His jaw tightened. A storm barely contained. The man who could command boardrooms, manipulate fortunes, and bend the world with a glance… powerless against the calm certainty of my words.

"You'll understand someday," he whispered. Not a threat. Not a promise. A warning.

"I already understand," I said simply. "I understand that I'm done waiting for men who treat me as an obligation, as a convenience, as an expectation. I understand that I'm not yours to claim, nor theirs. I belong only to myself."

He turned sharply. Not out of surrender, but out of the realization that persistence would accomplish nothing. That authority, wealth, status… none of it mattered when faced with the immovable certainty of someone who no longer needs you.

As he walked away, his phone buzzed. A message from Han Zhe: "She didn't run. She confronted me."

The words carried like thunder in Gu Chengyi's mind. He had underestimated her. Again.

That night, I updated my notebook:

Rules:

Do not run.

Do not explain.

Do not respond to regret.

Remain untouchable.

Let them chase what they cannot control.

Make every attempt to reclaim me a mirror of their failures.

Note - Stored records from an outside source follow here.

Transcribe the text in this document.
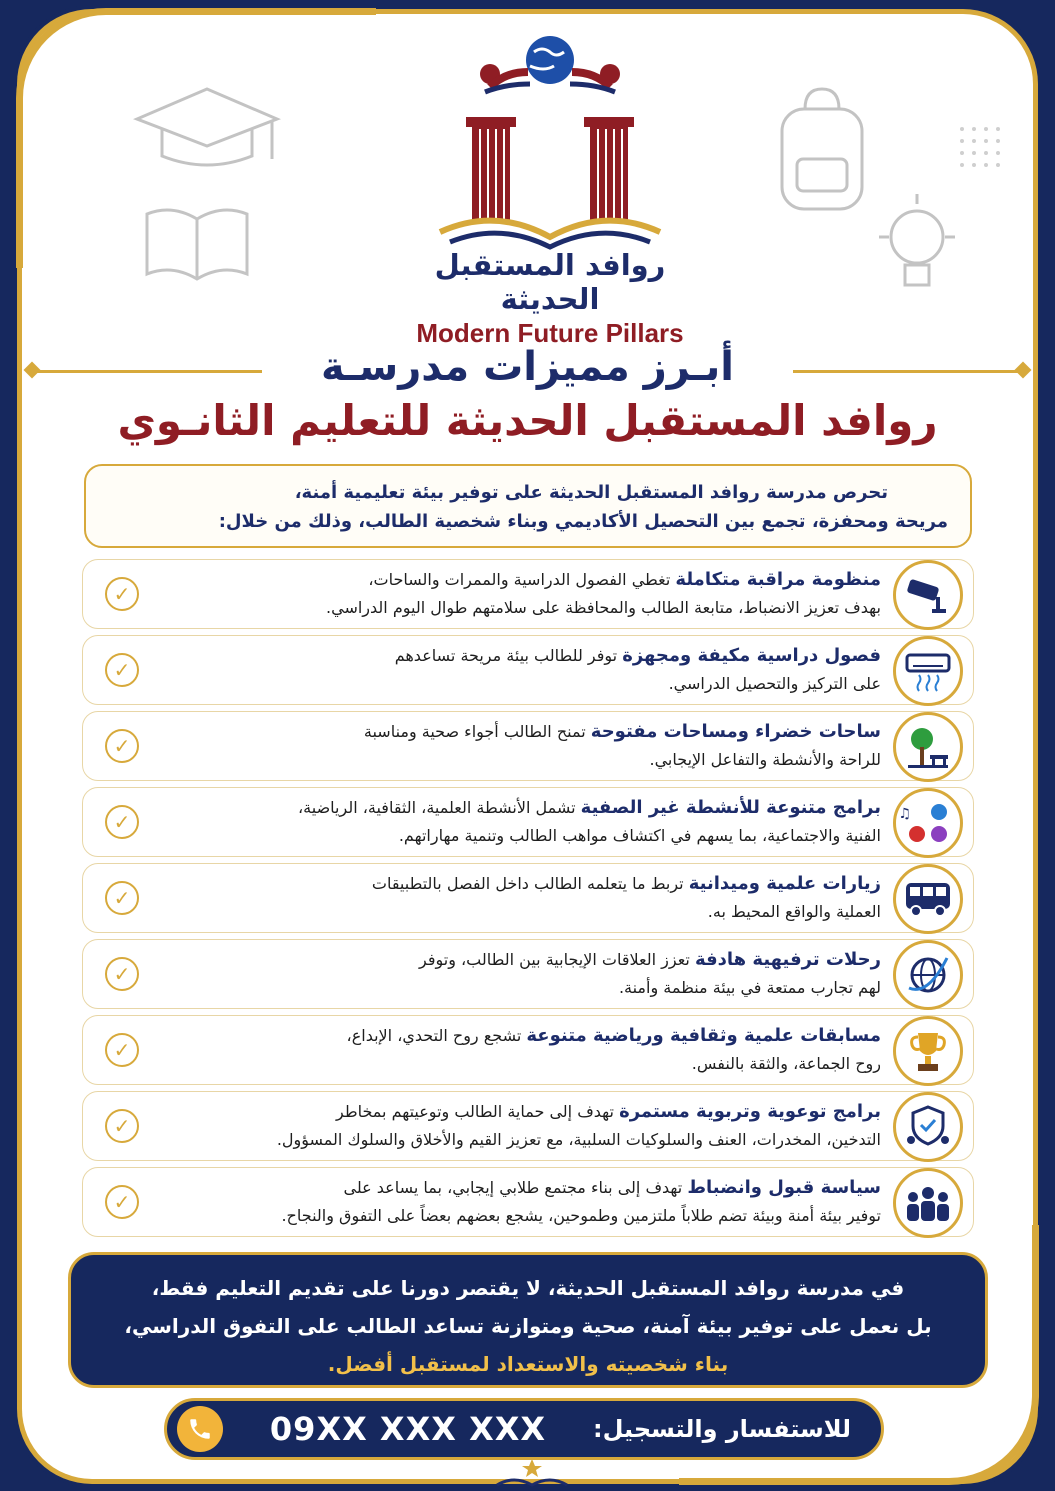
روافد المستقبل الحديثة
Modern Future Pillars
أبـرز مميزات مدرسـة
روافد المستقبل الحديثة للتعليم الثانـوي
تحرص مدرسة روافد المستقبل الحديثة على توفير بيئة تعليمية أمنة،
مريحة ومحفزة، تجمع بين التحصيل الأكاديمي وبناء شخصية الطالب، وذلك من خلال:
منظومة مراقبة متكاملة تغطي الفصول الدراسية والممرات والساحات،
بهدف تعزيز الانضباط، متابعة الطالب والمحافظة على سلامتهم طوال اليوم الدراسي.
✓
فصول دراسية مكيفة ومجهزة توفر للطالب بيئة مريحة تساعدهم
على التركيز والتحصيل الدراسي.
✓
ساحات خضراء ومساحات مفتوحة تمنح الطالب أجواء صحية ومناسبة
للراحة والأنشطة والتفاعل الإيجابي.
✓
♫
برامج متنوعة للأنشطة غير الصفية تشمل الأنشطة العلمية، الثقافية، الرياضية،
الفنية والاجتماعية، بما يسهم في اكتشاف مواهب الطالب وتنمية مهاراتهم.
✓
زيارات علمية وميدانية تربط ما يتعلمه الطالب داخل الفصل بالتطبيقات
العملية والواقع المحيط به.
✓
رحلات ترفيهية هادفة تعزز العلاقات الإيجابية بين الطالب، وتوفر
لهم تجارب ممتعة في بيئة منظمة وأمنة.
✓
مسابقات علمية وثقافية ورياضية متنوعة تشجع روح التحدي، الإبداع،
روح الجماعة، والثقة بالنفس.
✓
برامج توعوية وتربوية مستمرة تهدف إلى حماية الطالب وتوعيتهم بمخاطر
التدخين، المخدرات، العنف والسلوكيات السلبية، مع تعزيز القيم والأخلاق والسلوك المسؤول.
✓
سياسة قبول وانضباط تهدف إلى بناء مجتمع طلابي إيجابي، بما يساعد على
توفير بيئة أمنة وبيئة تضم طلاباً ملتزمين وطموحين، يشجع بعضهم بعضاً على التفوق والنجاح.
✓
في مدرسة روافد المستقبل الحديثة، لا يقتصر دورنا على تقديم التعليم فقط،
بل نعمل على توفير بيئة آمنة، صحية ومتوازنة تساعد الطالب على التفوق الدراسي،
بناء شخصيته والاستعداد لمستقبل أفضل.
للاستفسار والتسجيل:
09XX XXX XXX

I closed the notebook. Let the pen rest.

Somewhere, in two separate cities, two men realized what they had lost:

The girl they thought they could manipulate, charm, or own…

Had vanished without fear.

And the woman who remained…

Would make them regret ever assuming she belonged to them.

By the time the city lights blinked on one by one, I was already planning.

The first man had come. Failed.

The second man had tried. Failed spectacularly.

Only one remained.

And when he finally moved, he would not just face rejection.

He would confront the consequences of ignoring me for a lifetime.